Kontroversi 'Yapping' dan Pembelaan Tak Terduga
Pencapaian ini tidak lepas dari kontroversi sebelumnya. Ferry sempat dikritik oleh TikToker Silvia Tjan yang menyebutnya 'yapping', istilah slang untuk berbicara berlebihan atau cerewet tentang hal yang dianggap tidak penting.
Kritik itu muncul setelah Ferry mempertanyakan alasan banjir di Sumatera belum ditetapkan sebagai bencana nasional. Silvia Tjan menanggapi,
"Ini buat yang masih yapping kenapa bencana di Sumatera belum ditetapkan sebagai bencana nasional."
Ia beralasan status bencana nasional belum diberikan karena pemerintah daerah dinilai masih mampu menangani.
"Yang penting teriak dulu biar kelihatan empati, tapi malah bikin kacau dan gak membantu sama sekali."
Kritik tersebut tak berlangsung lama. Yudo Achilles Sadewa, anak Menteri Keuangan Purbaya Yudhi Sadewa, membela Ferry dengan menunjukkan bukti nyata aksinya. Ia mengunggah tangkapan layar dari Kitabisa.com yang menunjukkan dana terkumpul lebih dari Rp10 miliar.
"Kemarin di aplikasi sarang monyet ada yang bilang cuma yapping, tapi udah donasi 10 M lebih," tulis Yudo.
Fokus pada Penyaluran yang Tepat Sasaran

Dengan dana yang telah terkumpul, fokus kini beralih ke proses penyaluran yang efektif dan transparan. Ferry Irwandi menegaskan komitmennya untuk mendistribusikan bantuan, khususnya ke daerah-daerah terpencil dan terisolasi yang terdampak bencana.
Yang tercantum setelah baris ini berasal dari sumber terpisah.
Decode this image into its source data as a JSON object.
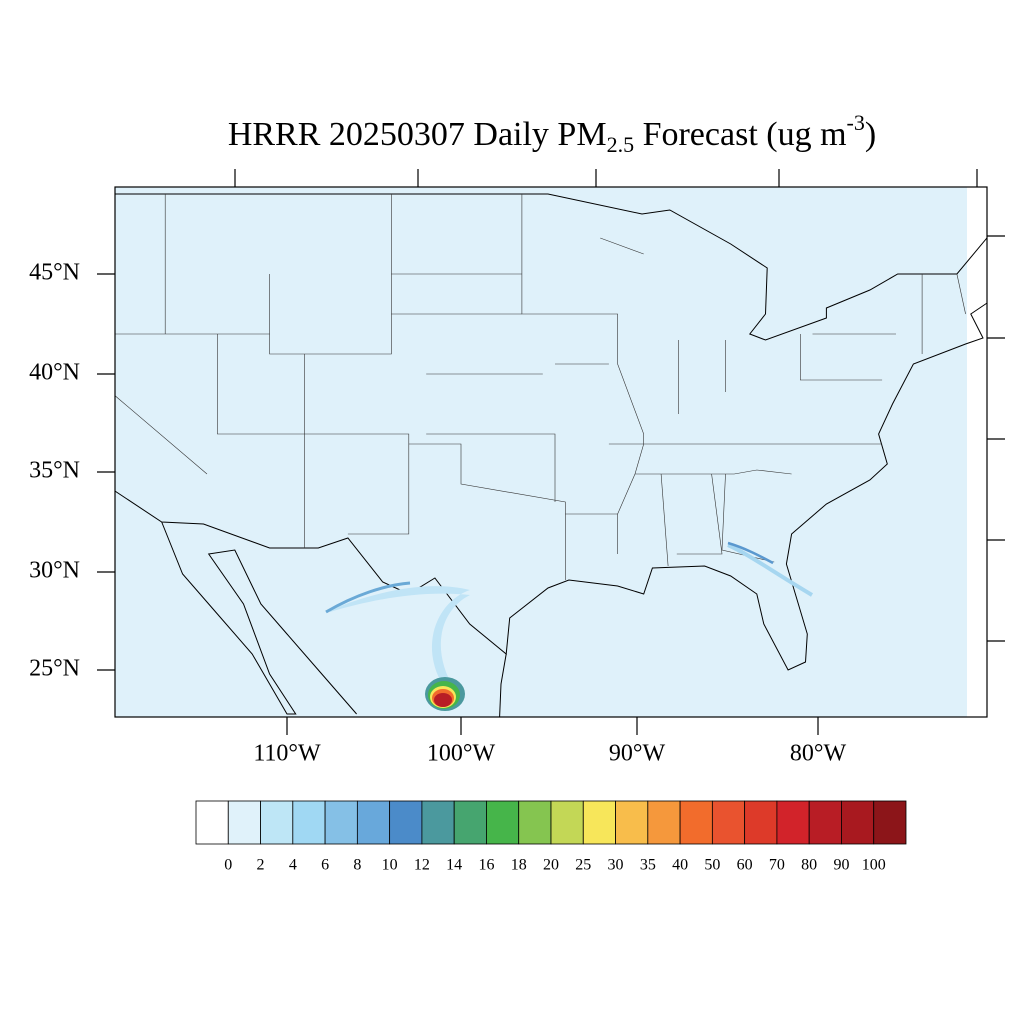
{
  "title": {
    "main": "HRRR 20250307 Daily PM",
    "sub": "2.5",
    "mid": " Forecast (ug m",
    "sup": "-3",
    "end": ")"
  },
  "lat_labels": [
    "45°N",
    "40°N",
    "35°N",
    "30°N",
    "25°N"
  ],
  "lon_labels": [
    "110°W",
    "100°W",
    "90°W",
    "80°W"
  ],
  "colorbar": {
    "levels": [
      0,
      2,
      4,
      6,
      8,
      10,
      12,
      14,
      16,
      18,
      20,
      25,
      30,
      35,
      40,
      50,
      60,
      70,
      80,
      90,
      100
    ],
    "colors": [
      "#ffffff",
      "#e0f2fa",
      "#bee6f6",
      "#a0d8f3",
      "#85c0e6",
      "#68a8db",
      "#4b8bc9",
      "#4b999e",
      "#46a56f",
      "#46b54a",
      "#85c550",
      "#c3d756",
      "#f7e65a",
      "#f8bd4b",
      "#f5983c",
      "#f26c2c",
      "#e9532f",
      "#dd3a29",
      "#d2232a",
      "#b81d25",
      "#a8191f",
      "#8c1519"
    ]
  }
}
Kisah ini menjadi catatan tentang bagaimana gerakan sosial di era digital bisa menghasilkan dampak nyata dalam waktu singkat, sekaligus menyoroti interaksi kompleks antara aksi, kritik, dan pembelaan di ruang publik. Masyarakat kini menanti realisasi penyaluran bantuan yang dijanjikan.